‘The Case Of Four And Twenty Blackbirds’ by Neil Gaiman

Gaiman, Neil 1984

The Case Of Four And Twenty Blackbirds by Neil Gaiman, 1984

The magic trick:

Well, it’s a cute idea anyway

It’s noir. It’s comedy. It’s a fun little story. Every detail is accounted for. The nursery rhyme satire is as complete as it is gentle. It reminds me of a really good Weird Al parody – which I say in a (mostly) complimentary way. And that’s quite a trick on Gaiman’s part.

The selection:

So when the dame walked into my office I was sure my luck had changed for the better.

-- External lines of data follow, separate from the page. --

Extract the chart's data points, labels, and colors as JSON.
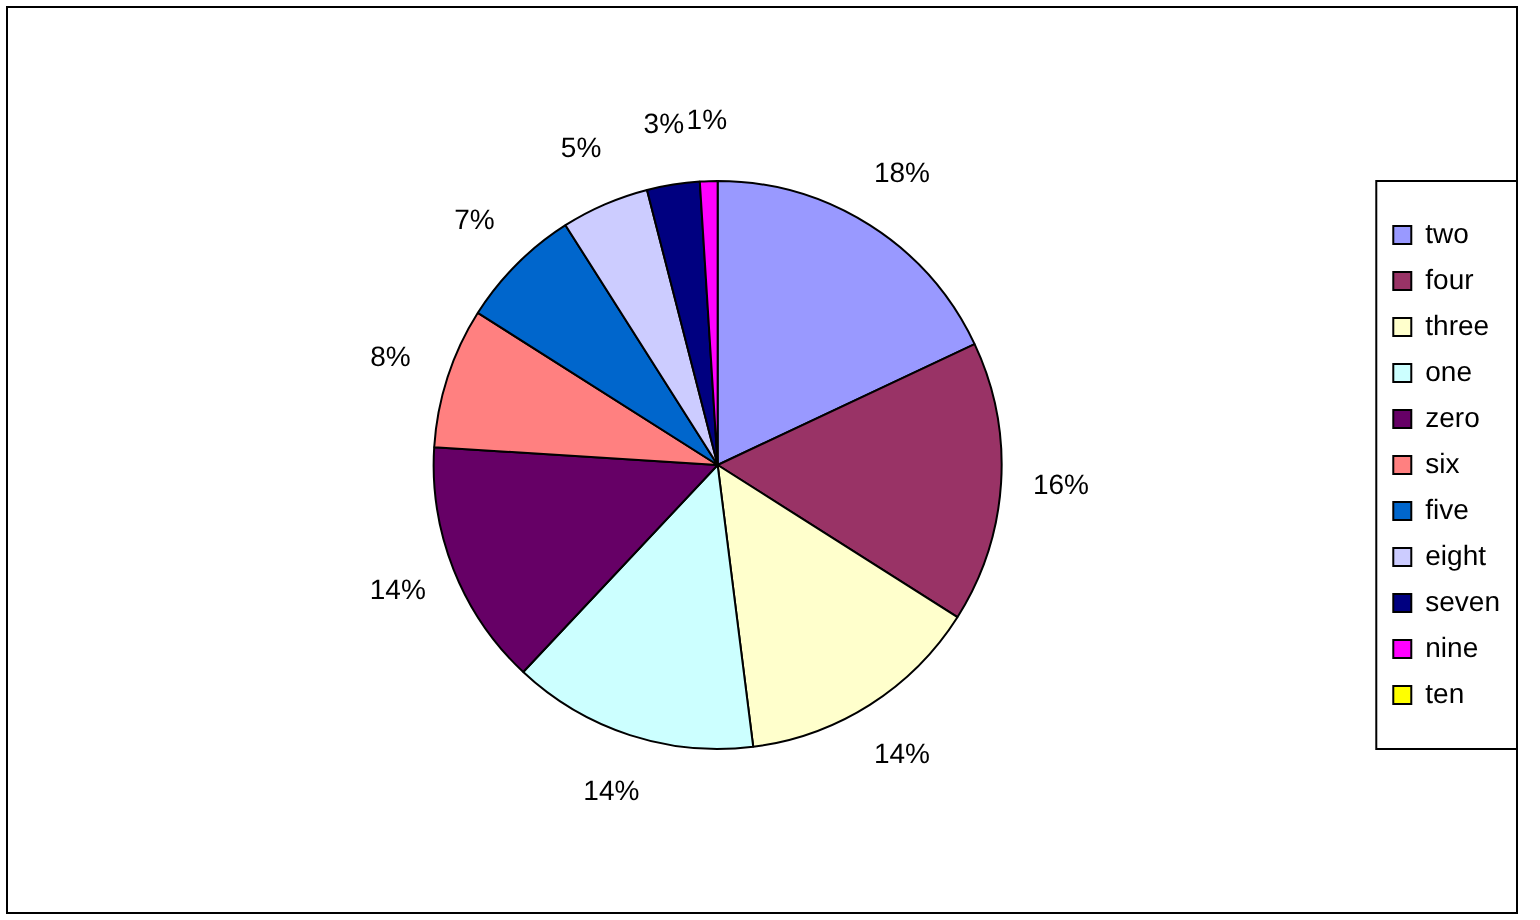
{
  "chart_data": {
    "type": "pie",
    "categories": [
      "two",
      "four",
      "three",
      "one",
      "zero",
      "six",
      "five",
      "eight",
      "seven",
      "nine",
      "ten"
    ],
    "values": [
      18,
      16,
      14,
      14,
      14,
      8,
      7,
      5,
      3,
      1,
      0
    ],
    "value_labels": [
      "18%",
      "16%",
      "14%",
      "14%",
      "14%",
      "8%",
      "7%",
      "5%",
      "3%",
      "1%",
      null
    ],
    "colors": [
      "#9999ff",
      "#993366",
      "#ffffcc",
      "#ccffff",
      "#660066",
      "#ff8080",
      "#0066cc",
      "#ccccff",
      "#000080",
      "#ff00ff",
      "#ffff00"
    ],
    "legend": "right"
  }
}
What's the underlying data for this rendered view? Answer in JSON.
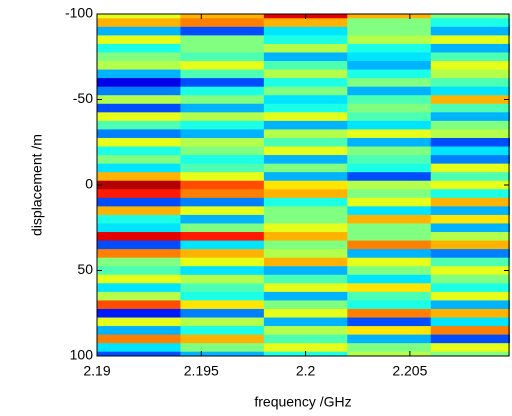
{
  "chart_data": {
    "type": "heatmap",
    "colormap": "jet",
    "clim": [
      0,
      1
    ],
    "xlabel": "frequency /GHz",
    "ylabel": "displacement /m",
    "xlim": [
      2.19,
      2.2098
    ],
    "xticks": [
      2.19,
      2.195,
      2.2,
      2.205
    ],
    "ylim": [
      -100,
      100
    ],
    "y_reversed": true,
    "yticks": [
      -100,
      -50,
      0,
      50,
      100
    ],
    "x": [
      2.192,
      2.196,
      2.2,
      2.204,
      2.208
    ],
    "y": [
      -100,
      -95,
      -90,
      -85,
      -80,
      -75,
      -70,
      -65,
      -60,
      -55,
      -50,
      -45,
      -40,
      -35,
      -30,
      -25,
      -20,
      -15,
      -10,
      -5,
      0,
      5,
      10,
      15,
      20,
      25,
      30,
      35,
      40,
      45,
      50,
      55,
      60,
      65,
      70,
      75,
      80,
      85,
      90,
      95,
      100
    ],
    "z": [
      [
        0.6,
        0.7,
        0.9,
        0.7,
        0.5
      ],
      [
        0.7,
        0.75,
        0.7,
        0.5,
        0.4
      ],
      [
        0.3,
        0.2,
        0.35,
        0.5,
        0.3
      ],
      [
        0.6,
        0.5,
        0.4,
        0.55,
        0.6
      ],
      [
        0.4,
        0.5,
        0.55,
        0.4,
        0.3
      ],
      [
        0.5,
        0.45,
        0.3,
        0.35,
        0.45
      ],
      [
        0.55,
        0.6,
        0.45,
        0.3,
        0.6
      ],
      [
        0.3,
        0.45,
        0.55,
        0.4,
        0.55
      ],
      [
        0.1,
        0.2,
        0.4,
        0.5,
        0.45
      ],
      [
        0.25,
        0.4,
        0.5,
        0.3,
        0.35
      ],
      [
        0.55,
        0.5,
        0.35,
        0.45,
        0.7
      ],
      [
        0.2,
        0.3,
        0.4,
        0.5,
        0.45
      ],
      [
        0.6,
        0.55,
        0.6,
        0.45,
        0.3
      ],
      [
        0.45,
        0.4,
        0.3,
        0.35,
        0.5
      ],
      [
        0.25,
        0.3,
        0.55,
        0.6,
        0.55
      ],
      [
        0.6,
        0.55,
        0.45,
        0.3,
        0.2
      ],
      [
        0.4,
        0.5,
        0.6,
        0.5,
        0.35
      ],
      [
        0.5,
        0.4,
        0.3,
        0.45,
        0.25
      ],
      [
        0.35,
        0.45,
        0.5,
        0.4,
        0.6
      ],
      [
        0.7,
        0.6,
        0.3,
        0.2,
        0.45
      ],
      [
        0.95,
        0.8,
        0.65,
        0.55,
        0.6
      ],
      [
        0.85,
        0.75,
        0.7,
        0.5,
        0.4
      ],
      [
        0.2,
        0.25,
        0.4,
        0.6,
        0.7
      ],
      [
        0.7,
        0.6,
        0.5,
        0.35,
        0.3
      ],
      [
        0.4,
        0.3,
        0.5,
        0.7,
        0.65
      ],
      [
        0.35,
        0.5,
        0.6,
        0.5,
        0.3
      ],
      [
        0.9,
        0.85,
        0.7,
        0.5,
        0.55
      ],
      [
        0.2,
        0.35,
        0.5,
        0.75,
        0.7
      ],
      [
        0.75,
        0.7,
        0.55,
        0.3,
        0.25
      ],
      [
        0.5,
        0.6,
        0.7,
        0.6,
        0.45
      ],
      [
        0.45,
        0.35,
        0.3,
        0.5,
        0.6
      ],
      [
        0.6,
        0.55,
        0.45,
        0.35,
        0.5
      ],
      [
        0.35,
        0.45,
        0.6,
        0.65,
        0.4
      ],
      [
        0.55,
        0.4,
        0.3,
        0.45,
        0.6
      ],
      [
        0.8,
        0.65,
        0.5,
        0.4,
        0.3
      ],
      [
        0.15,
        0.25,
        0.6,
        0.75,
        0.7
      ],
      [
        0.6,
        0.55,
        0.3,
        0.2,
        0.35
      ],
      [
        0.3,
        0.4,
        0.55,
        0.65,
        0.75
      ],
      [
        0.75,
        0.7,
        0.45,
        0.3,
        0.2
      ],
      [
        0.35,
        0.5,
        0.6,
        0.5,
        0.6
      ],
      [
        0.2,
        0.3,
        0.4,
        0.55,
        0.5
      ]
    ]
  }
}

“What are you selling, lady?”

She gave me a look that would have induced heavy breathing in a pumpkin, and which shot my heartbeat up to three figures. She had long blonde hair and a figure that would have made Thomas Aquinas forget his vows. I forgot all mine about never taking cases from dames.

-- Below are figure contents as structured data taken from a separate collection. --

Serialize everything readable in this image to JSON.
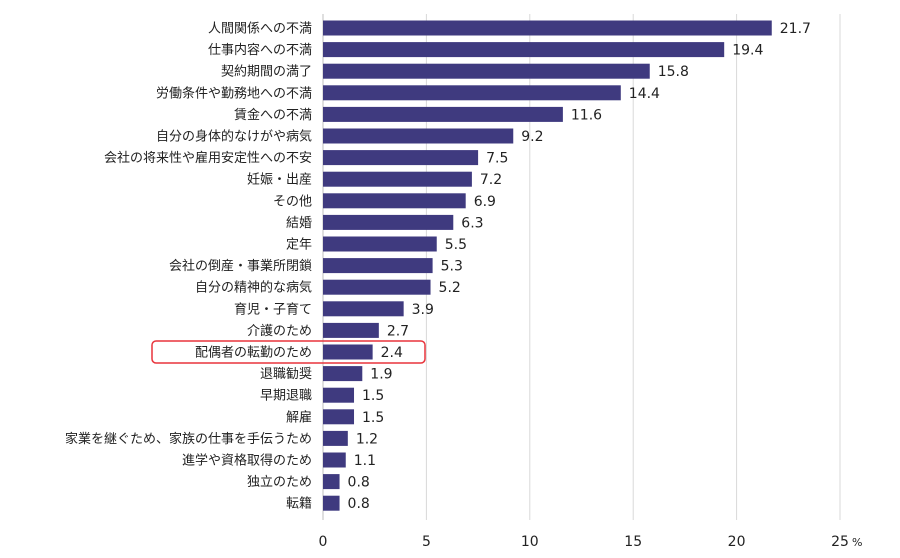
{
  "chart_data": {
    "type": "bar",
    "orientation": "horizontal",
    "categories": [
      "人間関係への不満",
      "仕事内容への不満",
      "契約期間の満了",
      "労働条件や勤務地への不満",
      "賃金への不満",
      "自分の身体的なけがや病気",
      "会社の将来性や雇用安定性への不安",
      "妊娠・出産",
      "その他",
      "結婚",
      "定年",
      "会社の倒産・事業所閉鎖",
      "自分の精神的な病気",
      "育児・子育て",
      "介護のため",
      "配偶者の転勤のため",
      "退職勧奨",
      "早期退職",
      "解雇",
      "家業を継ぐため、家族の仕事を手伝うため",
      "進学や資格取得のため",
      "独立のため",
      "転籍"
    ],
    "values": [
      21.7,
      19.4,
      15.8,
      14.4,
      11.6,
      9.2,
      7.5,
      7.2,
      6.9,
      6.3,
      5.5,
      5.3,
      5.2,
      3.9,
      2.7,
      2.4,
      1.9,
      1.5,
      1.5,
      1.2,
      1.1,
      0.8,
      0.8
    ],
    "value_labels": [
      "21.7",
      "19.4",
      "15.8",
      "14.4",
      "11.6",
      "9.2",
      "7.5",
      "7.2",
      "6.9",
      "6.3",
      "5.5",
      "5.3",
      "5.2",
      "3.9",
      "2.7",
      "2.4",
      "1.9",
      "1.5",
      "1.5",
      "1.2",
      "1.1",
      "0.8",
      "0.8"
    ],
    "xticks": [
      "0",
      "5",
      "10",
      "15",
      "20",
      "25"
    ],
    "xlim": [
      0,
      25
    ],
    "unit": "%",
    "grid": true,
    "bar_color": "#3f3a7f",
    "highlight_index": 15,
    "highlight_color": "#e8343c"
  }
}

“What would you say to some of the green stuff?” she asked, in a husky voice, getting straight to the point.

“Continue, sister.” I didn’t want her to know how bad I needed the dough, so I held my hand in front of my mouth; it doesn’t help if a client sees you salivate.

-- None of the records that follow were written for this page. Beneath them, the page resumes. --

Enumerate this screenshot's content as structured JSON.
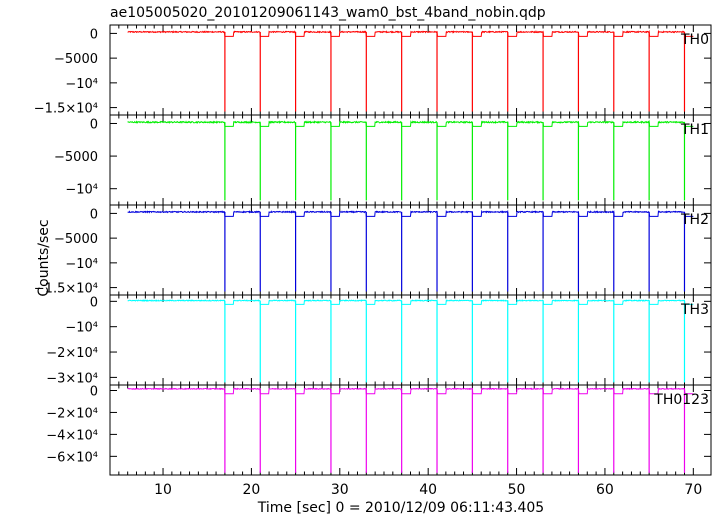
{
  "chart_data": {
    "type": "line",
    "title": "ae105005020_20101209061143_wam0_bst_4band_nobin.qdp",
    "xlabel": "Time [sec] 0 = 2010/12/09 06:11:43.405",
    "ylabel": "Counts/sec",
    "xlim": [
      4,
      72
    ],
    "x_ticks": [
      "10",
      "20",
      "30",
      "40",
      "50",
      "60",
      "70"
    ],
    "x_data_range": [
      6,
      70
    ],
    "gap_times": [
      17,
      21,
      25,
      29,
      33,
      37,
      41,
      45,
      49,
      53,
      57,
      61,
      65,
      69
    ],
    "grid": false,
    "legend": "none",
    "panels": [
      {
        "name": "TH0",
        "color": "#ff0000",
        "ylim": [
          -16500,
          1700
        ],
        "y_ticks": [
          {
            "v": 0,
            "label": "0"
          },
          {
            "v": -5000,
            "label": "−5000"
          },
          {
            "v": -10000,
            "label": "−10⁴"
          },
          {
            "v": -15000,
            "label": "−1.5×10⁴"
          }
        ],
        "baseline": 300,
        "noise": 110,
        "gap_level": -600,
        "dip": -15800
      },
      {
        "name": "TH1",
        "color": "#00ee00",
        "ylim": [
          -12500,
          1300
        ],
        "y_ticks": [
          {
            "v": 0,
            "label": "0"
          },
          {
            "v": -5000,
            "label": "−5000"
          },
          {
            "v": -10000,
            "label": "−10⁴"
          }
        ],
        "baseline": 200,
        "noise": 100,
        "gap_level": -450,
        "dip": -11800
      },
      {
        "name": "TH2",
        "color": "#0000dd",
        "ylim": [
          -16500,
          1700
        ],
        "y_ticks": [
          {
            "v": 0,
            "label": "0"
          },
          {
            "v": -5000,
            "label": "−5000"
          },
          {
            "v": -10000,
            "label": "−10⁴"
          },
          {
            "v": -15000,
            "label": "−1.5×10⁴"
          }
        ],
        "baseline": 300,
        "noise": 110,
        "gap_level": -600,
        "dip": -15800
      },
      {
        "name": "TH3",
        "color": "#00ffff",
        "ylim": [
          -33000,
          2500
        ],
        "y_ticks": [
          {
            "v": 0,
            "label": "0"
          },
          {
            "v": -10000,
            "label": "−10⁴"
          },
          {
            "v": -20000,
            "label": "−2×10⁴"
          },
          {
            "v": -30000,
            "label": "−3×10⁴"
          }
        ],
        "baseline": 300,
        "noise": 160,
        "gap_level": -1200,
        "dip": -32000
      },
      {
        "name": "TH0123",
        "color": "#ee00ee",
        "ylim": [
          -77000,
          5000
        ],
        "y_ticks": [
          {
            "v": 0,
            "label": "0"
          },
          {
            "v": -20000,
            "label": "−2×10⁴"
          },
          {
            "v": -40000,
            "label": "−4×10⁴"
          },
          {
            "v": -60000,
            "label": "−6×10⁴"
          }
        ],
        "baseline": 1500,
        "noise": 350,
        "gap_level": -3000,
        "dip": -75000
      }
    ]
  }
}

She opened her purse and flipped out a photograph. Glossy eight by ten. “Do you recognise that man?”

In my business you know who people are. “Yeah.”

“He’s dead.”

“I know that too, sweetheart. It’s old news. It was an accident.”

Her gaze went so icy you could have chipped it into cubes and cooled a cocktail with it. “My brother’s death was no accident.”